Dissertation: Abkopplung der deutschen Unternehmensteuern von den Unternehmensgewinnen durch Gewinnverlagerungen ins Ausland?

Abkopplung der deutschen Unternehmensteuern von den Unternehmensgewinnen durch Gewinnverlagerungen ins Ausland?

– Eine empirische Untersuchung auf Basis von Konzernabschlüssen der DAX- und MDAX-Konzerne 1999–2008 –

Betriebswirtschaftliche Steuerlehre in Forschung und Praxis, Band 78

Hamburg 2012, 342 Seiten
ISBN 978-3-8300-6382-7 (Print/eBook)

Analyse Konzerngeschäftsberichte, Besteuerung multinationaler Konzerne, Betriebswirtschaftliche Steuerlehre, DAX-Konzerne, Empirische Steuerforschung, Gewinnverlagerungsstrategien, Internationale Gewinnverlagerungen, Internationale Unternehmensbesteuerung, Rechnungswesen und Finanzen, Steuerquote, Steuerrecht, Steuerzahlungen

Zum Inhalt

Das Werk gibt einen Überblick über die gängigen Strategien, die von multinationalen Konzernen zur Optimierung der Konzernsteuerquote verwendet werden können. Weiterhin wird der aktuelle Forschungsstand im Hinblick auf empirische Untersuchungen zum Thema Gewinnverlagerungen ins Ausland zusammenfassend analysiert.

Hauptbestandteil dieser Studie ist eine empirische Analyse, die auf den veröffentlichten Geschäftsberichten der DAX- und MDAX-Konzerne im Zeitraum von 1999 bis 2008 basiert und Daten aus den Konzernabschlüssen samt Anhang, Segmentberichterstattung und Lagebericht unter dem Gesichtspunkt einer möglichen Gewinnverlagerung ins Ausland auswertet.

Die Analyse der Konzernsteuerquoten liefert das Ergebnis, dass zwar in jedem Jahr ein Anteil von ca. einem Drittel der Konzerne relativ niedrige ausgewiesene Konzernsteuerquoten erreicht, dies bei Betrachtung der gesamten Zehnjahresperiode jedoch nur noch für einen sehr geringen Anteil der Konzerne der Fall ist. Dabei weisen die DAX-Konzerne im Mittel Konzernsteuerquoten von 33,1% auf, während die MDAX-Konzerne mit 34,6% relativ nahe am nominellen deutschen Steuersatz liegen.

Die Analyse der steuerlichen Überleitungsrechnung gibt Anhaltspunkte über die Obergrenze der möglichen Aufwandsminderung durch steuerliche Gewinnverlagerung der DAX- und MDAX-Konzerne. Diese beträgt bspw. im Jahr 2008 insgesamt rund EUR 2,1 Mrd. Hochgerechnet auf den gesamten Zehnjahreszeitraum ergibt sich ein Betrag von EUR 42,9 Mrd., was in etwa 12,3% (relative Obergrenze) des erwarteten Steueraufwands entspricht.

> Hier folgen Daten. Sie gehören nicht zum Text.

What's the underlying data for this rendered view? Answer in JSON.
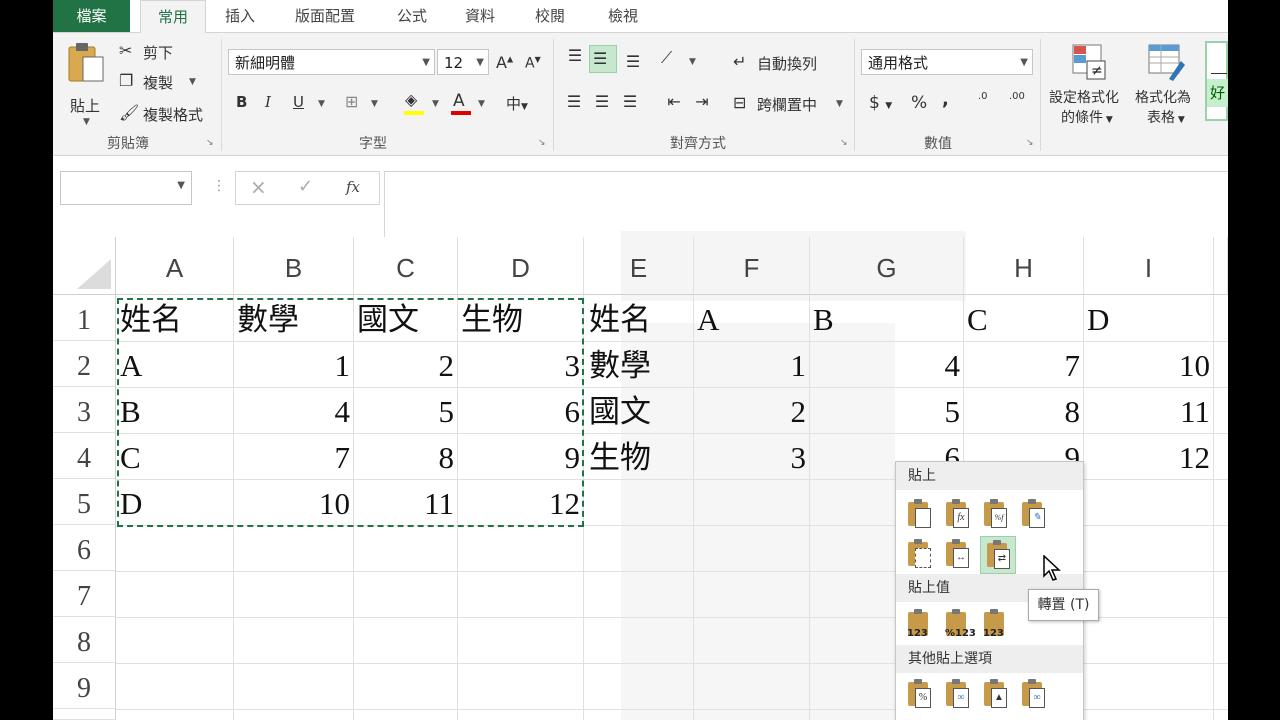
{
  "tabs": [
    "檔案",
    "常用",
    "插入",
    "版面配置",
    "公式",
    "資料",
    "校閱",
    "檢視"
  ],
  "ribbon": {
    "clipboard": {
      "paste": "貼上",
      "cut": "剪下",
      "copy": "複製",
      "format_painter": "複製格式",
      "label": "剪貼簿"
    },
    "font": {
      "name": "新細明體",
      "size": "12",
      "grow": "A",
      "shrink": "A",
      "bold": "B",
      "italic": "I",
      "underline": "U",
      "font_color_glyph": "A",
      "phonetic": "中",
      "label": "字型"
    },
    "alignment": {
      "wrap": "自動換列",
      "merge": "跨欄置中",
      "label": "對齊方式"
    },
    "number": {
      "format": "通用格式",
      "currency": "$",
      "percent": "%",
      "comma": ",",
      "inc_decimal": ".0",
      "dec_decimal": ".00",
      "label": "數值"
    },
    "styles": {
      "conditional": "設定格式化的條件",
      "conditional_l1": "設定格式化",
      "conditional_l2": "的條件",
      "as_table": "格式化為表格",
      "as_table_l1": "格式化為",
      "as_table_l2": "表格",
      "cell_style_glyph": "好"
    }
  },
  "formula_bar": {
    "name_box": "",
    "cancel": "×",
    "enter": "✓",
    "fx": "fx",
    "content": ""
  },
  "columns": [
    "A",
    "B",
    "C",
    "D",
    "E",
    "F",
    "G",
    "H",
    "I"
  ],
  "rows": [
    "1",
    "2",
    "3",
    "4",
    "5",
    "6",
    "7",
    "8",
    "9"
  ],
  "cells": {
    "r1": [
      "姓名",
      "數學",
      "國文",
      "生物",
      "姓名",
      "A",
      "B",
      "C",
      "D"
    ],
    "r2": [
      "A",
      "1",
      "2",
      "3",
      "數學",
      "1",
      "4",
      "7",
      "10"
    ],
    "r3": [
      "B",
      "4",
      "5",
      "6",
      "國文",
      "2",
      "5",
      "8",
      "11"
    ],
    "r4": [
      "C",
      "7",
      "8",
      "9",
      "生物",
      "3",
      "6",
      "9",
      "12"
    ],
    "r5": [
      "D",
      "10",
      "11",
      "12",
      "",
      "",
      "",
      "",
      ""
    ]
  },
  "paste_menu": {
    "section_paste": "貼上",
    "section_values": "貼上值",
    "section_other": "其他貼上選項",
    "tooltip": "轉置 (T)"
  },
  "colors": {
    "accent": "#217346",
    "highlight": "#c7e7cf"
  }
}
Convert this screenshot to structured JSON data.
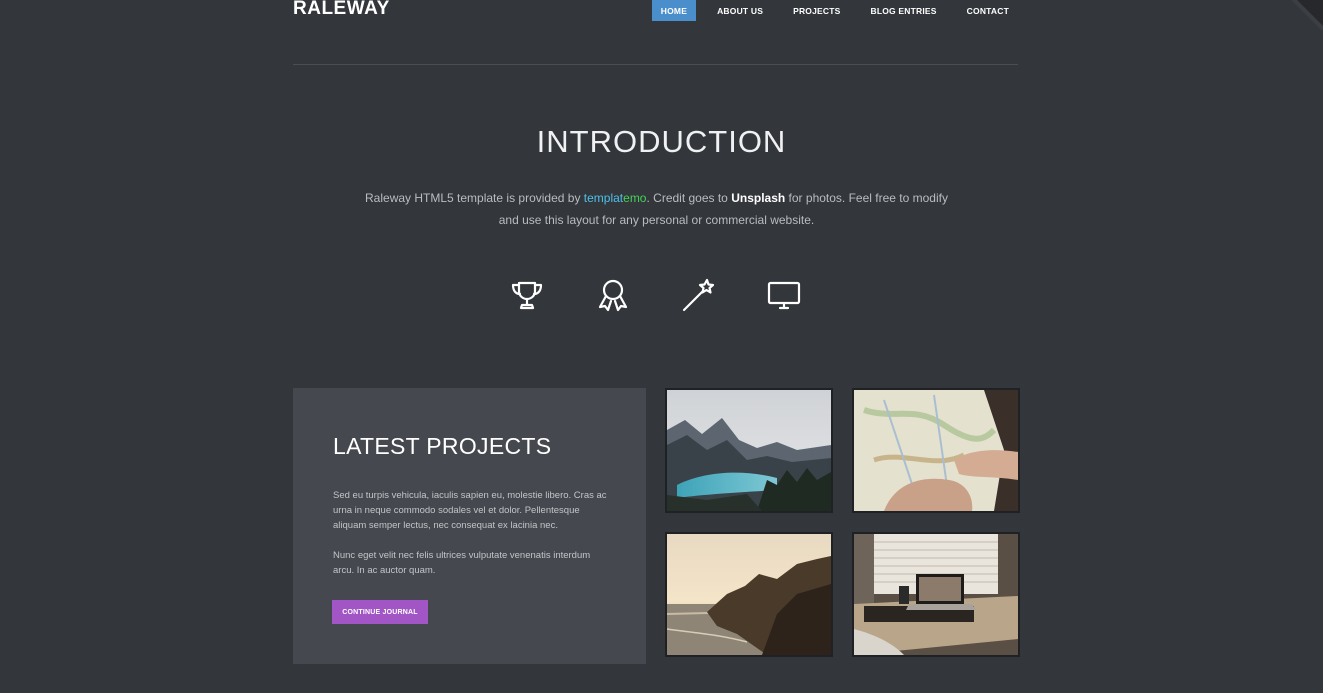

Eine Aufteilung des Konzernergebnisses nach einer produktionsfaktororientierten Methode führt unter der Annahme einer wertschöpfungsgerechten Gewinnaufteilung zu einer Minderbesteuerung in Deutschland in Höhe von insgesamt EUR 21,7 Mrd. für die DAX- und MDAX-Konzerne über den Zehnjahreszeitraum, was einer relativen Aufwandsminderung von 11,2% entspricht. Sämtliche in dieser Analyse berechneten Obergrenzen haben jedoch gemeinsam, dass sie in der Realität deutlich unterschritten werden dürften, da die Verlagerung von wirtschaftlichen Aktivitäten nicht ausschließlich steuerlich motiviert sein kann.